Tutto questo lo aveva ben compreso il Movimento del '77 che con slogan, volantini, fanzine, scritte murali e radio libere aveva anticipato la new wave comunicazionale del web.  L'ala creativa di quel movimento antagonista, rimasta sepolta sia dalla repressione sia dall'avventurismo di un terrorismo criminale, aveva messo in campo intuizioni straordinarie, sperimentazioni di nuovi linguaggi, pratiche libertarie che coniugavano arte e vita. 


Alcuni frammenti di memoria del Movimento del '77 (dell'area bolognese più che altro) riemergono grazie anche a Facebook, dove il fotografo Enrico Scuro ha lanciato come un messaggio nella bottiglia alcune foto e spunti. Hanno risposto a centinaia, ripescando le proprie foto dai cassetti, in un flusso emozionale che va oltre il mero ricordo di sregolata gioventù per dare il pretesto allo sviluppo di pensieri strategici. 

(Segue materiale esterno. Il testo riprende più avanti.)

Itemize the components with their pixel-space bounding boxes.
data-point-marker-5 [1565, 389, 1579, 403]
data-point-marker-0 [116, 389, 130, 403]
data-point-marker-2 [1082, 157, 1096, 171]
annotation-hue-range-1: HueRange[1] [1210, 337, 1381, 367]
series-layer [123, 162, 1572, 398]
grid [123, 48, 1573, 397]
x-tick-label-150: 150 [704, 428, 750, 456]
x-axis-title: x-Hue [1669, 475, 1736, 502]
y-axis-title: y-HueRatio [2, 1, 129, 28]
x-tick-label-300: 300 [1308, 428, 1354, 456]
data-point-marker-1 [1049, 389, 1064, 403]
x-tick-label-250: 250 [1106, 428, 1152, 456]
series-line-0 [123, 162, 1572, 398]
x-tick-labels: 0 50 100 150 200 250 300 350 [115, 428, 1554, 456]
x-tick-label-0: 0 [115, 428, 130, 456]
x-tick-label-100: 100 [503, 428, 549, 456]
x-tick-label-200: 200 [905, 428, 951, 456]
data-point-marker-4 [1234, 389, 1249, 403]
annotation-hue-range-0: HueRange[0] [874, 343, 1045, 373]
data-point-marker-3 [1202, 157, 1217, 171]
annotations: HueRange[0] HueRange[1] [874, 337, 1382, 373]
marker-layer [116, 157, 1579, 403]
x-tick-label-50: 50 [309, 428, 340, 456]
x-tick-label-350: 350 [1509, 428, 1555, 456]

L'unico peccato è che tutto questo sia stato veicolato da un sito web commerciale di un paese straniero. Un frullatore che comunque, una volta tanto, ha fatto circolare qualcosa di buono.  Il buono s'è fatto ottimo nel momento in cui tutto quel patchwork di informazioni, emozioni e foto ha trovato luogo in un libro: “I ragazzi del '77” edito da Baskerville-SonicPress. 


E' un album fotografico curato da Enrico Scuro, con più di 1200 foto su oltre 500 pagine dense di facce sorridenti, corpi danzanti, cortei e microstorie. Emergono così dall'oblio comunità che sembravano disperse nel tempo, nella dissipazione di una intelligenza collettiva che non è riuscita a cambiare il mondo. Se l'è visto cadere addosso. Eppure riemerge, come un fenomeno carsico, nel testimoniare una tensione desiderante di cui oggi c'è bisogno per dare corpo ad un'innovazione che non può e non deve diventare tecnocratica.